Customer Feedback

Swish Curtain Track Reviews

What British homeowners really think about Swish curtain tracks, the Leverlock bracket and the spare-parts ecosystem after years of daily use.

Swish Curtain Track Reviews

Few products draw quite as much affectionate loyalty as a curtain track. Swish has been a fixture of British homes since the 1960s, and it is genuinely rare to come across a homeowner who does not have a strong opinion — usually positive — about the track above their window. This page gathers together typical customer feedback in the hope that it will help you make an informed choice.

What Owners Most Often Praise

Longevity

The single most common comment is that a Swish track has outlasted more than one set of curtains. Many customers report tracks still running smoothly after twenty or thirty years, often without a single replacement part. For a hardware item sold at such a moderate price, this is a remarkable return.

“My living-room track has been here since we moved in thirty-two years ago,” writes a homeowner from Hampshire. “It has carried three different pairs of curtains, and the only thing I have ever had to buy is a packet of hooks.”

The Leverlock Bracket

The second consistent theme is how quickly the track comes down for decorating. The ability to open a lever and lift the whole track off the brackets has saved countless weekends of painting:

“I painted the living room last weekend and had the curtain track off in under a minute. Ten years ago I would have dreaded the thought of unscrewing everything.” — Ilkley, West Yorkshire

Smooth, Quiet Draw

When the track is fitted correctly and the gliders are in good order, the draw is nearly silent. Many reviews specifically compare it favourably to metal pole-and-ring systems, which have become fashionable but can be noisy and prone to snagging.

“I actually notice how quiet the curtains are now. The old metal pole used to rattle every time the wind caught the curtain; the Swish track is a completely different experience.” — Newcastle

Easy Home Installation

A great many owners mention the confidence the system gives to DIY-ers. Clear diagrams, parts that clip together in the right way the first time, and a sensible tolerance for measuring errors all help. Those who have previously struggled with ill-fitting track kits often remark that the Swish experience felt refreshingly easy.

Where Reviewers Offer Constructive Criticism

No product is universally loved, and Swish tracks occasionally come in for fair, reasoned criticism.

  • A few owners find that flexible PVC bay tracks do not always stay at a perfectly even level across a long curved bay, particularly if the bay is wider than 3 metres. The fix is usually extra brackets or a switch to an aluminium jointed system.
  • Some reviewers of older tracks have wanted metal end stops rather than plastic, finding that the plastic version can crack if the curtain is repeatedly jerked.
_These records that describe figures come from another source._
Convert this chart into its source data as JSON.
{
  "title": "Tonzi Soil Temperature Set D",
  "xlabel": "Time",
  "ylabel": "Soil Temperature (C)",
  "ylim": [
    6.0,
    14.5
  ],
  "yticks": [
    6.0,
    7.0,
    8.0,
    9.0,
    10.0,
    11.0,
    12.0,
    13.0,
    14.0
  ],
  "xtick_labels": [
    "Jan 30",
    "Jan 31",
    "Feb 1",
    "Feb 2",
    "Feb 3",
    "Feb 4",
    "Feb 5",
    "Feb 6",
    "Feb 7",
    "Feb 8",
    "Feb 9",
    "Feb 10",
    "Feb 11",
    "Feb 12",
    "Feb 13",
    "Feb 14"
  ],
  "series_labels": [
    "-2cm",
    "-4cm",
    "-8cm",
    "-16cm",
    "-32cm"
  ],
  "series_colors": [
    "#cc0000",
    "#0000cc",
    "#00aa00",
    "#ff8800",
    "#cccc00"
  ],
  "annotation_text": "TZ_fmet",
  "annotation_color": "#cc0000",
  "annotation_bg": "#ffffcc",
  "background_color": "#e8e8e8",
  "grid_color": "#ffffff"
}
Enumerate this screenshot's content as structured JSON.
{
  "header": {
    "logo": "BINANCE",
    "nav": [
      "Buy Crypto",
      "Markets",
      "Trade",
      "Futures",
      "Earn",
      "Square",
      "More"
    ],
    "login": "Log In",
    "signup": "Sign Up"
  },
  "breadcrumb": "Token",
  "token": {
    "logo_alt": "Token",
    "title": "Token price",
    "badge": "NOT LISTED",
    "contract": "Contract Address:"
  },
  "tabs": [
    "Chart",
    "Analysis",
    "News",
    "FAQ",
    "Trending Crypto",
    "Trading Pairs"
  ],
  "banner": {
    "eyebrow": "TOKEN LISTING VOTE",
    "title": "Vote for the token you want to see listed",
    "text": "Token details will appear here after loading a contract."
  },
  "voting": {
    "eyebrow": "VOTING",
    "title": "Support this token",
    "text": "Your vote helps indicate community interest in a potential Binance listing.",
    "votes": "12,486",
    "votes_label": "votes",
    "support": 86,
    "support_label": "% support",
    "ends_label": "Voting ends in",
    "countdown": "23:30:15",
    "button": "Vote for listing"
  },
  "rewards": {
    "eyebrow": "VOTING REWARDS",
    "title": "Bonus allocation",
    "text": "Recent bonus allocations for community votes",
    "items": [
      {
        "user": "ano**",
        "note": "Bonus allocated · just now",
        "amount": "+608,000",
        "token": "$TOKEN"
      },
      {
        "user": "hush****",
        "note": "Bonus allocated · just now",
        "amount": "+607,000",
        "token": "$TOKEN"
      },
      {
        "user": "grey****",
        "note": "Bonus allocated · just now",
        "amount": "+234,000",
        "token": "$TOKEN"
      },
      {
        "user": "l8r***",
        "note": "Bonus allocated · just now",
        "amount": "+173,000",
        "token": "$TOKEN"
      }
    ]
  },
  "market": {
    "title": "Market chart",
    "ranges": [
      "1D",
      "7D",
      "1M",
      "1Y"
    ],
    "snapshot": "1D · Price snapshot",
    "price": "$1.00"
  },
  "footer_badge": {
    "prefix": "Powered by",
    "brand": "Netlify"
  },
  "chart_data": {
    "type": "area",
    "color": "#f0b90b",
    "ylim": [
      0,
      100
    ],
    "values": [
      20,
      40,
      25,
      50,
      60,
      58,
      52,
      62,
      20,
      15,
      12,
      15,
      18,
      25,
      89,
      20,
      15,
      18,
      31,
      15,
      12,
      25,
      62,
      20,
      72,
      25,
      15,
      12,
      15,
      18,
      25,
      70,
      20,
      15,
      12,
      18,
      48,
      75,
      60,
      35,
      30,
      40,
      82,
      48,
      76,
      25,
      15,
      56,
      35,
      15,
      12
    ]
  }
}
Modern aluminium tracks address this with stronger components.
  • Occasional reports of gliders wearing faster than expected almost always trace back to excess dust in the channel; a simple annual clean solves the problem.

How Swish Compares to Alternatives

Customers who have tried other systems typically comment on three points:

  1. Against metal poles: the Swish track is quieter and more discreet, though it lacks the decorative character of a finial-topped wooden pole.
  2. Against uPVC continental tracks: Swish tracks hold up better under heavy curtains, and the Leverlock bracket is widely considered easier to service.
  3. Against motorised systems: Swish obviously cannot open and close the curtains on its own, but it costs a fraction of the price and has nothing to go wrong electronically.

A Representative Spread of Feedback

“I fitted a corded aluminium Swish track myself in our Victorian bay. It was the first curtain track I had ever put up and it looks professional. Real confidence-builder for small DIY jobs.” — Lewes, East Sussex

“We have two sets of really heavy velvet curtains in the dining room and the track simply does not complain. I thought the curtains would need a pole for weight reasons, but my curtain-fitter suggested an aluminium Swish track and she was quite right.” — Stirling

“Some of the gliders in our kitchen track had become brittle after fifteen years and one cracked in half. A pack of twenty replacements arrived in two days and I had them fitted in ten minutes. For under a fiver, it felt like a brand-new track.” — Chester

“Our track in the front room had sagged a little in the middle. Adding an extra bracket halfway along, using a spare from the fitting kit, sorted it completely. I wish more products were this serviceable.” — Dundee

The Overall Picture

Read a hundred reviews of Swish curtain tracks and the conclusion is consistent: this is a functional, unassuming product that lasts. It will not turn heads in the way a brass finial pole does, but it will hang your curtains night after night for decades without asking for anything in return beyond a pack of hooks and a silicone spray once a year. For most UK homeowners looking for a reliable, cost-effective curtain-track system, it remains very hard to beat.